You know, there are only so many delays I’m willing to deal with in a day.

First, there’s the bug earlier that bit me during install.  Can’t have a space in the name of the OU.

Now, I find another one that gave me the redass.  HARD.

So you’ve got vSphere 5.5.  Excellent.  Citrix says it’s supported.  Everything looks fine.  The customer wants v10 VMs, which is a pain (mostly because VMware’s web interface is a kludgy, bug-ridden POS), but whatever.  NOTE:  Yes, I’m a VCP, too, so don’t think I’m just “hatin on the competition”.  It does need work!

So you build your base image, optimize it, and install the PVS Target device driver.

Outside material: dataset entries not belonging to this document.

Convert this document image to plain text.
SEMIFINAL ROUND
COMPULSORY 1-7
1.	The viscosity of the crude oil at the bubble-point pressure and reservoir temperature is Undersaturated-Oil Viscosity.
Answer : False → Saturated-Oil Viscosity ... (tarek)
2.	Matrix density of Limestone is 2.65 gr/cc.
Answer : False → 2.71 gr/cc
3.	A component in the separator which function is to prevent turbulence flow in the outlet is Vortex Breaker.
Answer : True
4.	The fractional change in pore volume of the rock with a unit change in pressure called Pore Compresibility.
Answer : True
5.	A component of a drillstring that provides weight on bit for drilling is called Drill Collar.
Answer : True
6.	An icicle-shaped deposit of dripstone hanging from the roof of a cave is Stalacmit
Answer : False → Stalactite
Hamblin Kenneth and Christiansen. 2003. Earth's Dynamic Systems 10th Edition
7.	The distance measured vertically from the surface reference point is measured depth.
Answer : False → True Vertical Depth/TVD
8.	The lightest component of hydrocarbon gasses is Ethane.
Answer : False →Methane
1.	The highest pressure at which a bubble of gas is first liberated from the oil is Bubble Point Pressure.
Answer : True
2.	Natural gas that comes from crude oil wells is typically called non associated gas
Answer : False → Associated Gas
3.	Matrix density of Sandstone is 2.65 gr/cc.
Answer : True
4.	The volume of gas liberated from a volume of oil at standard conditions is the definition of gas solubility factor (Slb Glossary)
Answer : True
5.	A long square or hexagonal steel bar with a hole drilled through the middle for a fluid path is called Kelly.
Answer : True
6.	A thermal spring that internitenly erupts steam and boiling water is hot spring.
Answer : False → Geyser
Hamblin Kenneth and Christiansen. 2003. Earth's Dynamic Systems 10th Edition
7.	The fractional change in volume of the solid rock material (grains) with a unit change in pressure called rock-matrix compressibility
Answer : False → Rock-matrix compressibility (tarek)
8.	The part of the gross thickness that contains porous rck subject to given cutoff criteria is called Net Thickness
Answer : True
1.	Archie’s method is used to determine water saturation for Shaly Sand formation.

Reboot, and it hangs loading windows.  I actually removed the bootux disabled entry using bcdedit just so I could see what was going on.

What’s the problem?

With v10 VMs, VMware attaches the virtual CDROM using SATA, not IDE.  Apparently the PVS target device driver can’t deal with that, so the VM never finishes loading.  NOTE:  It ONLY does this when there’s a vDisk attached – if you remove the vDisk from the target device, Windows will boot every time, so it’s not like the driver just outright breaks something.  Even more infuriating.

The solution?  Switch the CDROM to IDE.  Then, don’t forget to remove the SATA adapter from the VM.  Then after you’ve done that, make sure you go into device mangler and remove all the dead stuff – the SATA adapter itself, as well as any ATA channels that are no longer present.  You should still see two ATA channels present after the removal.  Basically, you want to remove all the grayed out items.  How?

Open an administrative command prompt, and enter “set devmgr_show_nonpresent_devices=1”.

Then, “start devmgmt.msc”

Then click view, and then show hidden devices.  Then expand IDE/ATA adapters, and remove all that stuff.


Again, remove only the grayed out items.

While you’re in there, check the Network Adapters, and remove all the grayed out NICs, too (but you already did that, right)?  *IF* you found any grayed out NICs and removed them, you should uninstall and reinstall the target device driver to ensure it binds to the correct NIC.

Then go ahead and re-run the imaging wizard, and you should FINALLY be able to pull an image of your VM.

Me?  I’m pretty disappointed in Citrix.  vSphere 5.5 has been out for a while now, and PVS 7.6 was only just released a couple months ago.  One would think they could have accounted for this, or at least made prominent note of it somewhere telling people about the problem.

But alas, here I am having to blog and complain about it.  Maybe next time..


PVS 7.6 bug

So, I’m doing my first production build of PVS 7.6 servers for a customer.  This particular customer had an OU already defined for all of their security groups. Ok, no problem, I’ll put the security groups in there for farm administrators and such.

Yeah, no.

The OU had a space in it.  The installation took just fine, but then it would not let me into the farm.  I got the old “This domain/user does not have access to the farm”.  Gee, thanks.  So, I go check the dbo.AuthGroup table.  It had a single entry, and it was correct:  “ groups/group”.

I moved the group to an OU without a space in the name, deleted the database, and re-ran the config wizard to create a new farm, and whuddya know?  It all started working again.

Even though Citrix wasted an hour of my time with this, hopefully you won’t waste yours.